Title: Proteomic analysis of soybean cyst nematode

item Natarajan, Savithiry - Savi
item Matthews, Benjamin - Ben

Submitted to: Journal of Plant Protection Research
Publication Type: Peer Reviewed Journal
Publication Acceptance Date: 6/1/2011
Publication Date: 8/1/2011
Citation: Natarajan, S.S., Matthews, B.F. 2011. Proteomic analysis of soybean cyst nematode. Journal of Plant Protection Research. 2(2):77-79.

Interpretive Summary: The soybean cyst nematode (SCN) is the most devastating pest of soybean in the United States. To improve soybean yields by increasing the level of plant resistance, it is important to understand the protein composition in the SCN. To do this, we are using a “proteomics” approach in which SCN proteins are separated and further identified using a device called a mass spectrometer. The proteins identified by this approach included Actin1, myosin regulatory light chain, arginine kinase, and calreticulin, all of which are involved in different metabolic processes. The results of this study will be useful to scientists who wish to develop nematode resistant soybeans.

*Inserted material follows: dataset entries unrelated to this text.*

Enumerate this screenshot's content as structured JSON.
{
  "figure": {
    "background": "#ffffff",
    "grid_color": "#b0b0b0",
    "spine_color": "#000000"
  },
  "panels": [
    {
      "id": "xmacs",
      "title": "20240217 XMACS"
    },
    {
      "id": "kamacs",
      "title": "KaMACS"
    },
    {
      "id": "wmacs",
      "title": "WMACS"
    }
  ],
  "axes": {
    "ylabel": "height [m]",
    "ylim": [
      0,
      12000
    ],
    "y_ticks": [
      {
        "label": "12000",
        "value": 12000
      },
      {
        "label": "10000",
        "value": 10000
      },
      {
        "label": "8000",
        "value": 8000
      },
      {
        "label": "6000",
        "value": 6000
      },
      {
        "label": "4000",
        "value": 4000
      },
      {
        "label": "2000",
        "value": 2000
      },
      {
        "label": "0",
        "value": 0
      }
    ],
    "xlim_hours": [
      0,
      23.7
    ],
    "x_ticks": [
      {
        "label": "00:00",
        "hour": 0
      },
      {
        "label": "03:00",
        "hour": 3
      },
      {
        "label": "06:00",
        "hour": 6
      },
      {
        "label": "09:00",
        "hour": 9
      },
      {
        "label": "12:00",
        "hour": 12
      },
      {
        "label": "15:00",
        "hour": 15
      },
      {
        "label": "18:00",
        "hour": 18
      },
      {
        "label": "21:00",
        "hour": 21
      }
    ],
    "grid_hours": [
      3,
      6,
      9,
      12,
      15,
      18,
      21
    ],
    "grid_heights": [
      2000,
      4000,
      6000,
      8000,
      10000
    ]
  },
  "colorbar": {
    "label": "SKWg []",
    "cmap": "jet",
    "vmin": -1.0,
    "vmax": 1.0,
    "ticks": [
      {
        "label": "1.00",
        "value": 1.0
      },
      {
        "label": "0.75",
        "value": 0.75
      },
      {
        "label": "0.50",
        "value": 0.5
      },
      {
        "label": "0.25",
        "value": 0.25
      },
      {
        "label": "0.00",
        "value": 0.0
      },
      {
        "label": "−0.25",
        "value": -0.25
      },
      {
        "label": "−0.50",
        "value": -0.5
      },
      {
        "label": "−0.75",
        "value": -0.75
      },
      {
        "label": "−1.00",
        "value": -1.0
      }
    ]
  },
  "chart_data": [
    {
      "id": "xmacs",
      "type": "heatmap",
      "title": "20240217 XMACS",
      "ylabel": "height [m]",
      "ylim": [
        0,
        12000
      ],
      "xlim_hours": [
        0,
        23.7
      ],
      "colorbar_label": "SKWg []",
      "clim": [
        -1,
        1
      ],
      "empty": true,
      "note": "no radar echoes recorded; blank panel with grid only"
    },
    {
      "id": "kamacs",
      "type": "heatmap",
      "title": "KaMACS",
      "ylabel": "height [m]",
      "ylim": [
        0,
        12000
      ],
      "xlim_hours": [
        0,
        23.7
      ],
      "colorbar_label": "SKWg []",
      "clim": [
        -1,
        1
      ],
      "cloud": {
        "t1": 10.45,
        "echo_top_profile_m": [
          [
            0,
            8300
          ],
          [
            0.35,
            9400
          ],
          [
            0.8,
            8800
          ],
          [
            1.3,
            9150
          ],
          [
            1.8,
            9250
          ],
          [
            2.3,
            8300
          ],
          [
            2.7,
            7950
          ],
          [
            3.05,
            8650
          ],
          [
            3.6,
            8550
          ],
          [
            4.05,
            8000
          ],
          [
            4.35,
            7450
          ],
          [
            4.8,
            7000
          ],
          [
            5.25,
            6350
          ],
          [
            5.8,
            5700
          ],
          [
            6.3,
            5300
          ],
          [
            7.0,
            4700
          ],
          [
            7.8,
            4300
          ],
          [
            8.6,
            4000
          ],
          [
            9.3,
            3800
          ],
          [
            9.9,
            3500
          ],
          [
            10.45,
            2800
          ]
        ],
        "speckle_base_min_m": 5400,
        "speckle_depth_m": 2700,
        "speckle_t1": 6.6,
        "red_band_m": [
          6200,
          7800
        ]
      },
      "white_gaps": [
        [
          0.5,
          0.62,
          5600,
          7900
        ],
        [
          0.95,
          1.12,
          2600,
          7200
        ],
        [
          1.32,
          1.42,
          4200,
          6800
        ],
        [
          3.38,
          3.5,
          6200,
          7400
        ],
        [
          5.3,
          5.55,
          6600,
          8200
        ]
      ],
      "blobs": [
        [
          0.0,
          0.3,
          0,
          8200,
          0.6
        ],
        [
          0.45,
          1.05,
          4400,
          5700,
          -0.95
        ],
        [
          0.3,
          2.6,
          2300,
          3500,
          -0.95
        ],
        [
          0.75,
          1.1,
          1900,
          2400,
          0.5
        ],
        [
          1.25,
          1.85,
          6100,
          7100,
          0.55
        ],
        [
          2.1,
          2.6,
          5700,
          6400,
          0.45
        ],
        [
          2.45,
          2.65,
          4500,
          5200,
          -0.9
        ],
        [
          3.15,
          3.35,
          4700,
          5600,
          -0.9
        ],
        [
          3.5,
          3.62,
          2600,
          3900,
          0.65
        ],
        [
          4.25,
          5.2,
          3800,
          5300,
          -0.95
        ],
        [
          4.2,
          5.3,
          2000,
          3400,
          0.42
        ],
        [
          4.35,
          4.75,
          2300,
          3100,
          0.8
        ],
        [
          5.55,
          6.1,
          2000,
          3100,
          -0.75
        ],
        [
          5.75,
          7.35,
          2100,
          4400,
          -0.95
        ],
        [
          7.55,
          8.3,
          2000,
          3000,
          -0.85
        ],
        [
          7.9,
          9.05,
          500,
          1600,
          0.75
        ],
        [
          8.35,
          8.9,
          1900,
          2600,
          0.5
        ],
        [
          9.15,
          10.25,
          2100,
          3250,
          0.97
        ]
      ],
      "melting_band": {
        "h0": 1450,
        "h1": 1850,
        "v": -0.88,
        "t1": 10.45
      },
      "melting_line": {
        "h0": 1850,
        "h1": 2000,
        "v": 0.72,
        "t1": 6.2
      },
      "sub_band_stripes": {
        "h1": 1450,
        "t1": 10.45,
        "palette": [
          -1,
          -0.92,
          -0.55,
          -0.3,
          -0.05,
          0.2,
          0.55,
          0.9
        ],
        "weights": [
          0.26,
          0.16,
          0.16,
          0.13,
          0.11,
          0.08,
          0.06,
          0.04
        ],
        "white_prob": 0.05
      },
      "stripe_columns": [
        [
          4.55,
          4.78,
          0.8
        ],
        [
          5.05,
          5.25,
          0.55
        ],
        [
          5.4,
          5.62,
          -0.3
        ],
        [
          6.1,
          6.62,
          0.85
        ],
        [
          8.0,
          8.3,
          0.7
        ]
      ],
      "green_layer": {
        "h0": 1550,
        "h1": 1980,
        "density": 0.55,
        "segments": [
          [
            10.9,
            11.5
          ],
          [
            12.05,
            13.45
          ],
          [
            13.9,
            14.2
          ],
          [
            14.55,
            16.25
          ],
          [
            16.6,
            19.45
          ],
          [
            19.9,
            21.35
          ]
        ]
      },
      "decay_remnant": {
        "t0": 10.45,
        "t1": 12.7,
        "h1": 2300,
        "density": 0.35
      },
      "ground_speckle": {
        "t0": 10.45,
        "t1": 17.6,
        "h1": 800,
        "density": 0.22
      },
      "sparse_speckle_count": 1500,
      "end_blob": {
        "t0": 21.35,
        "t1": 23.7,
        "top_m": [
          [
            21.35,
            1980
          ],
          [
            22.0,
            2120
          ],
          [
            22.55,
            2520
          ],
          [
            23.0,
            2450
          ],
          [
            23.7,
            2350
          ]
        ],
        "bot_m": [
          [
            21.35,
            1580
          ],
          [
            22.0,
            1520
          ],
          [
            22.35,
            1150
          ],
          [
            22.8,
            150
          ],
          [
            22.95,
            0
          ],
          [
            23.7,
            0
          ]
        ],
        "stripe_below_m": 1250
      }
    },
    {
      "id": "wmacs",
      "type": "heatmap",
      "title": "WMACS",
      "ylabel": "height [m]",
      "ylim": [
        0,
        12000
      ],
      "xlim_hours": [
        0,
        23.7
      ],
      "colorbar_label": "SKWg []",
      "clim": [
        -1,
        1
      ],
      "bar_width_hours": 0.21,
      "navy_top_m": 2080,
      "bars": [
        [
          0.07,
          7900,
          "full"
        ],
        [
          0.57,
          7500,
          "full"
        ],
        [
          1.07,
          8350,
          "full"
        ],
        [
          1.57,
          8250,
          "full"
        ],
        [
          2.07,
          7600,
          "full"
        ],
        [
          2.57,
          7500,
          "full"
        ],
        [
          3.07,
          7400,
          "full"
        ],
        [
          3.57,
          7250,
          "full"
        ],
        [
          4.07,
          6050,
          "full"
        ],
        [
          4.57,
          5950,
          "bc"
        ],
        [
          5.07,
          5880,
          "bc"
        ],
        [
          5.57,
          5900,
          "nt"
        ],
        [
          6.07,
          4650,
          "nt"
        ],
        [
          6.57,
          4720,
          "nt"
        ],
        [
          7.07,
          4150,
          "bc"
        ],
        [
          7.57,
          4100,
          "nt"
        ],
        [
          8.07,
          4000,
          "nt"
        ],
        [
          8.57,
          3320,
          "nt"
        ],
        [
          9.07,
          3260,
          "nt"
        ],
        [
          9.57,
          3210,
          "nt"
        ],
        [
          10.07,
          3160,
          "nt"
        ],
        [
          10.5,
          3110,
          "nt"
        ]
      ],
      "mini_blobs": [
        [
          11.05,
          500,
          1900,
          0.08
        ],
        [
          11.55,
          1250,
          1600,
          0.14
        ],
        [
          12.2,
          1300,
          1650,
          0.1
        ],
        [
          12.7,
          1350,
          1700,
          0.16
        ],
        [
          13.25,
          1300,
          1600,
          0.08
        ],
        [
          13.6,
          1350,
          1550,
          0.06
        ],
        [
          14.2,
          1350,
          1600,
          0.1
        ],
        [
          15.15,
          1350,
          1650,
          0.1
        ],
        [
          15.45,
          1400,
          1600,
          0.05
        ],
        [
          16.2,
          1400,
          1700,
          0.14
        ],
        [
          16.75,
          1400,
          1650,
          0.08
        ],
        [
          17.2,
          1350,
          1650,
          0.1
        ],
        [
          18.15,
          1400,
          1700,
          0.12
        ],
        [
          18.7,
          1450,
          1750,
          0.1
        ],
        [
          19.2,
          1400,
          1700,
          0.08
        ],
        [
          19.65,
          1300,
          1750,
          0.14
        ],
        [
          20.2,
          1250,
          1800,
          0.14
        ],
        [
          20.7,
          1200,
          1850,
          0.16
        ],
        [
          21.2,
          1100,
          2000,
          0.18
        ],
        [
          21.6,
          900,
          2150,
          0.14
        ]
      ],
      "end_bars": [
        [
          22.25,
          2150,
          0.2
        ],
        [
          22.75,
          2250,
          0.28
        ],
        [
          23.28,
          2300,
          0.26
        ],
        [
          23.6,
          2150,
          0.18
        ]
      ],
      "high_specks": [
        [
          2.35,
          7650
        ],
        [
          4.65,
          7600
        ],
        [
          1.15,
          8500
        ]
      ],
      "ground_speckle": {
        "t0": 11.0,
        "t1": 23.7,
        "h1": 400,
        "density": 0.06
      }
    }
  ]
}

Technical Abstract: Soybean cyst nematode (Heterodera glycines, SCN) is the most destructive pathogen of soybean (Glycine max (L.) Merr.) worldwide causing an estimated $2 billion in losses annually. Proteomic technologies are powerful tools to examine protein expression profiles as well as modification of proteins. We adapted these tools to investigate pathogenesis of SCN. We investigated and optimized protein extraction protocols and resolved several SCN proteins by two-dimensional gel electrophoresis (2-DE). Protein spots obtained from the phenol method were subjected to matrix-assisted laser desorption/ionization time of flight mass spectrometry (MALDI-TOF-MS) or liquid chromatography mass spectrometry (LC-MS/MS). Identified proteins were characterized by their function and the most abundant were associated with metabolic processes, developmental processes and biological regulation processes. As a continuation of this project, we are also investigating differentially regulated proteins of infected root among resistant and susceptible soybeans. This information will help us to have a greater ability to identify the pathogen, understand its biology, host-pathogen interactions, and ultimately, to develop new sources of resistance through genetic engineering and plant breeding techniques.